Every argument, silently witnessed at the time by household servants, later found its way onto the printed page of newspapers and biographies – sometimes with the connivance of the parties themselves.

So much has changed since then. The press culture has shifted its approach to the private lives of the royals.

Such was the outpouring of grief and fury following Diana’s death that news editors quickly backpedalled on the level of intrusion into royal lives. This was not a matter of Victorian forelock-tugging, but of simple human decency.

In time, an entirely new generation of editors and producers emerged who seemed to care far less about royal gossip. In its place, they’ve promoted a more American brand of royal-watching, the soap opera that is modern celebrity culture and so-called reality TV.

Of course, the melodrama that was the married life of Charles and Diana emerged in a world that lacked the intrusive power of today’s digital media. There was no Twitter, no Facebook and no video sharing – and almost nobody carried mobile phones.

Today anyone can be a reporter, commentator and producer. Anyone with a mobile phone potentially becomes a paparazza.

So, in spite of a less pushy professional media culture where royals are concerned, the potential for intrusion has grown exponentially. And the worst may be yet to come.

Within the next decade, mobile communications technology will take us into completely uncharted territory, with bio-mechanical personal chips and massively increased computing speeds.

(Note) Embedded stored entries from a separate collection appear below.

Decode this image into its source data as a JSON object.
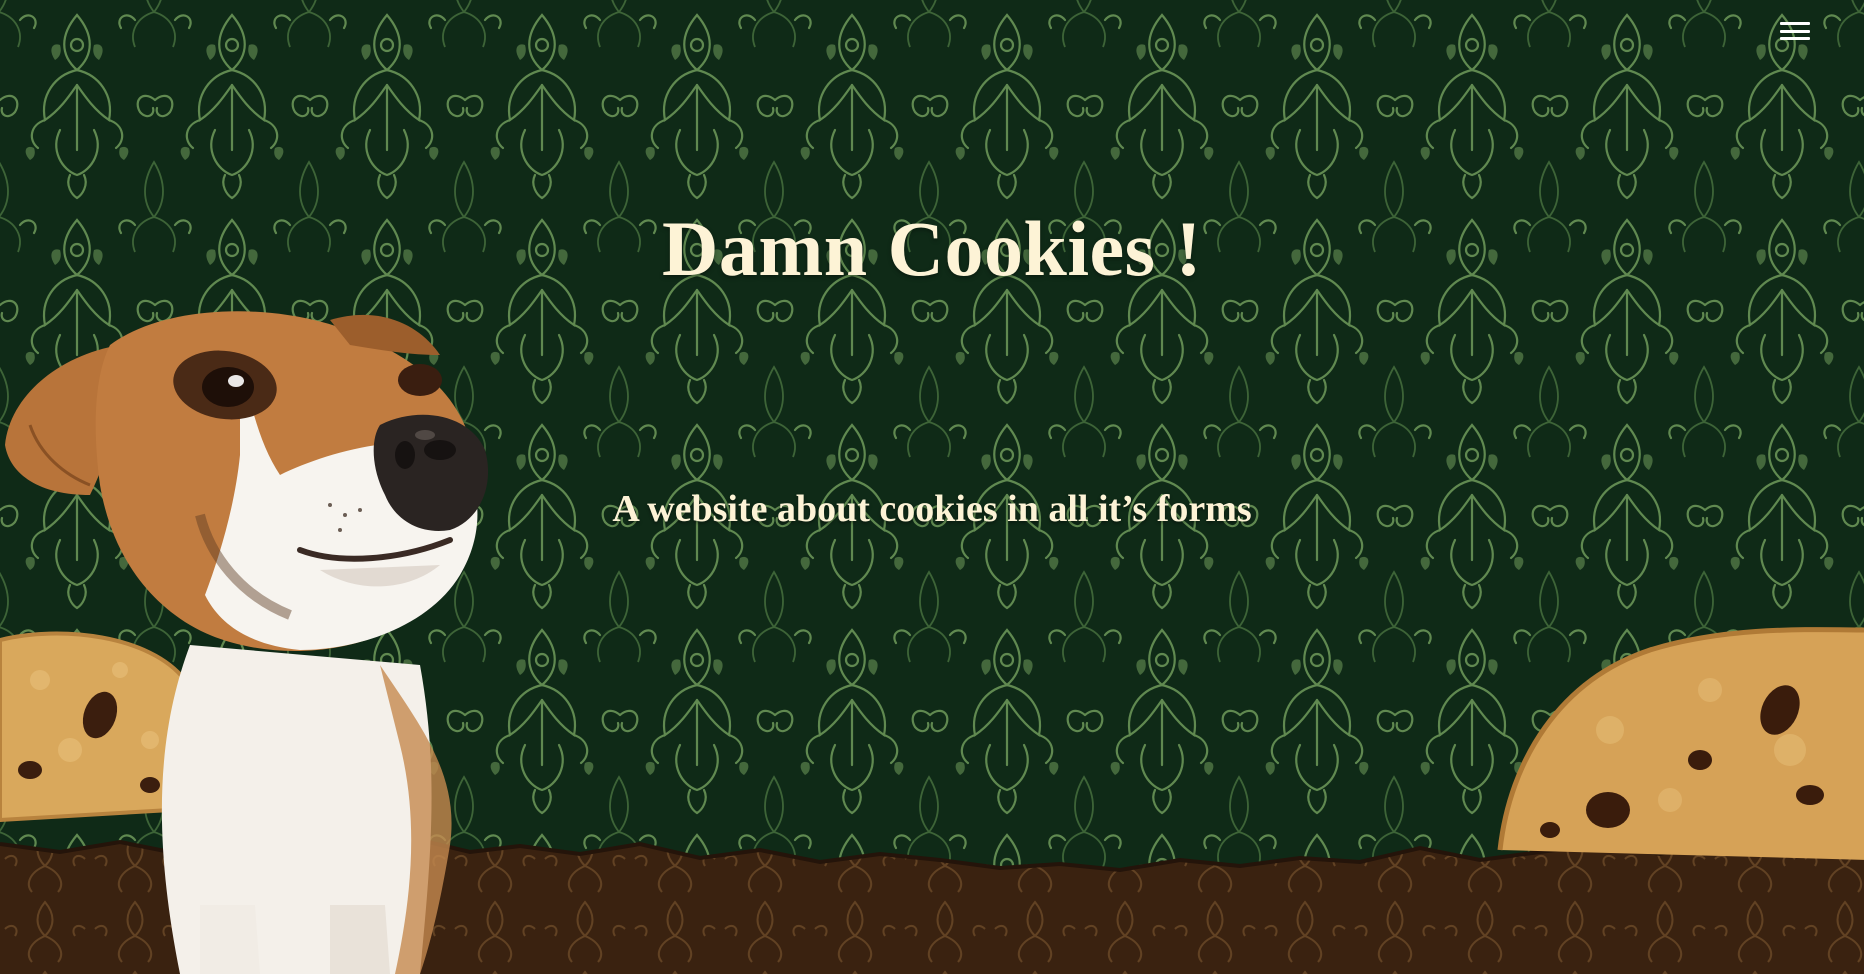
{
  "hero": {
    "title": "Damn Cookies !",
    "subtitle": "A website about cookies in all it’s forms"
  },
  "nav": {
    "menu_icon": "hamburger-menu-icon"
  },
  "images": {
    "mascot": "jack-russell-terrier-dog",
    "cookie_left": "chocolate-chip-cookie",
    "cookie_right": "chocolate-chip-cookie"
  },
  "colors": {
    "background": "#0f2a17",
    "damask_pattern": "#6e9a5a",
    "title_text": "#fdf3d6",
    "ground": "#3a2210",
    "menu_icon": "#ffffff"
  }
}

To a degree, of course, a royal marriage is public property, especially given the financial investment by taxpayers in keeping the royal ‘firm’ afloat. But pushing that line too far means that the natural ebbs and flows, the highs and lows of a marriage cannot be worked through properly, between man and wife.

Anyone who’s been married for long knows the importance of being able to talk things through rather than leaving divisive issues to fester unresolved. And the need to keep things as much as possible between the couple.

When it comes to royal marriages, if we're not careful the entire nation takes on the role of a third set of in-laws.

Some in-laws – like my own, thankfully – are brilliant. But there’s another brand of in-law, the type who constantly offers unsought advice and proffers unending criticism, usually without the benefit of accurate intelligence.

In such circumstances, the hapless couple struggle to find the space to build the lines of communication and the shared memories that make a marriage last.

Imagine how much more difficult this might be if the in-law factor was multiplied millions of times, with everyone in your world knowing – or thinking they know – all about your private challenges.

Most of us will gladly enjoy the royal wedding celebrations and then simply wish the couple well. Yet the potential for an unhealthy national preoccupation with the marriage is real – especially given our taste for celebrity gossip.

We all wish Prince William and Kate well. These young people are celebrities but they must not be expected to become part of the modern celebrity culture, with its emphasis on cheap sensation and setting people up for a fall.